“Yes,” he answered gently, “though… they’re both dead now.”
“I’m sorry,” she said.
He shrugged.
“Were you close?” she asked too fast, her words running together. “Did you have a happy childhood with a father who worked and brought home money and a mother who mended your socks?”
“Not… precisely,” he replied. “My childhood was happy… enough, but my mother… was often sickly and… my father…” He took a deep breath and let it out in a gusty sigh. “My father was… mad.”
She stopped short—or tried to.
He tugged her hand to keep her strolling beside him. “It’s not… as terrible as it… sounds. He wasn’t violent… or awful to my sister… and me, or… even our mother. He was excitable. Sometimes… he would stay awake… for days on end, frantically planning… various schemes—though they all came… to naught. He’d hie away… from the house for a week… or more and we… were never sure where… he went. Just that when… he came home his pockets… would be empty and he’d… be exhausted. Then he would sleep… for a full day and perhaps spend… a fortnight abed… taking his meals there. And… then he’d… arise one day and… be off again.”
He shrugged. “I thought… when I was very small… that all boys had fathers like… mine.”
She was silent then, because there didn’t seem much to say. They walked in companionable silence as the sun began to paint the sky in shades of scarlet and bright yellow and orange.
“Is she alive still, your sister?” she at last asked, almost lazily.
“Oh, yes.”
“And you see her?” She darted a sideways glance, but he merely shook his head and smiled.

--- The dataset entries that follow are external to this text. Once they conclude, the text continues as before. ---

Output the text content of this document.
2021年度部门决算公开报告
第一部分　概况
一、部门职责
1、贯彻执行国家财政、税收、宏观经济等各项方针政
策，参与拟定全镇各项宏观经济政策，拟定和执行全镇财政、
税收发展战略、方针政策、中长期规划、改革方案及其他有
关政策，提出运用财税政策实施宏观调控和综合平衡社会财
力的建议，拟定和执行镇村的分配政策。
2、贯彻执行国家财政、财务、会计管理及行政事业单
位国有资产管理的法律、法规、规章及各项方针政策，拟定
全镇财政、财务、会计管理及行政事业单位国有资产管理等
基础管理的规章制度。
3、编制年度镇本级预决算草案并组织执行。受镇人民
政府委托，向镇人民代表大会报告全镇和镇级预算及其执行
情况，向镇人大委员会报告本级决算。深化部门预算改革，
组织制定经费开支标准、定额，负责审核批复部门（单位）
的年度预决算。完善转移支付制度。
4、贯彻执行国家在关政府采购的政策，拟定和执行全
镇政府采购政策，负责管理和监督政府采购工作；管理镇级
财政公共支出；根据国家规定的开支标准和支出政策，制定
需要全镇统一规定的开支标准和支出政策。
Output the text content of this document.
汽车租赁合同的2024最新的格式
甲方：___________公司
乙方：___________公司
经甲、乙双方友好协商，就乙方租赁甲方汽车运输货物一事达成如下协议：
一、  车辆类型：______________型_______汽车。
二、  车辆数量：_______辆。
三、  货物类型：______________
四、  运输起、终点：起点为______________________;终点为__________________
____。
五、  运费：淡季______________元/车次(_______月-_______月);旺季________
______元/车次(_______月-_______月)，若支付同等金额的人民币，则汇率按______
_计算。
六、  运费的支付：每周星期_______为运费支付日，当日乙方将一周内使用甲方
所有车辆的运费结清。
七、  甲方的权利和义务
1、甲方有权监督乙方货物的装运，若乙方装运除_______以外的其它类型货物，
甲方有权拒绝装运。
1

Damn. “Do you have other family, then? Aunts and uncles and, oh, cousins, I suppose? Is it a big family you’re from?”
“Not big… but I have some… relations,” he replied. “Though… I know none of them well. My… father’s madness drove… him apart from his own… father and the rest of the… family followed… suit, I suppose.” He shrugged. “I really… don’t know. I certainly… never saw them as a child.”
She nodded. “And now that you’re a man? Have you tried to talk to them?”
He squeezed her hand and then relaxed, so swiftly she couldn’t tell if the motion was in reaction to her question or not. “No.”
She heaved a great sigh and tried another tack. “How did you come to know Mr. Harte?”
He laughed at that. “I met May—Harte… in a tavern… when we were both barely… of age.”
She did stop then, and made him turn to face her. “What was that word you almost said? May? Is that his first name?”
He actually looked guilty at that. “He’ll… kill me.”
“What?”
“It’s a… great secret,” he warned.
“Tell me,” she demanded.
She thought he wouldn’t answer her. But he pulled her close and folded her hands on her breast, over her heart. “Do you promise… never, ever to tell?”
“Yes.”
He bent, putting his mouth to her ear, so close she could feel the brush of his lips. “Harte… isn’t his name. It’s… Asa Makepeace.”
She jerked back, mouth agape in shock. “What?”
He shrugged, looking amused. “It’s true.”
“But whyever did he change his name?”
“For the same… reason, I expect, that you”—he tapped a finger on her nose—“changed yours.”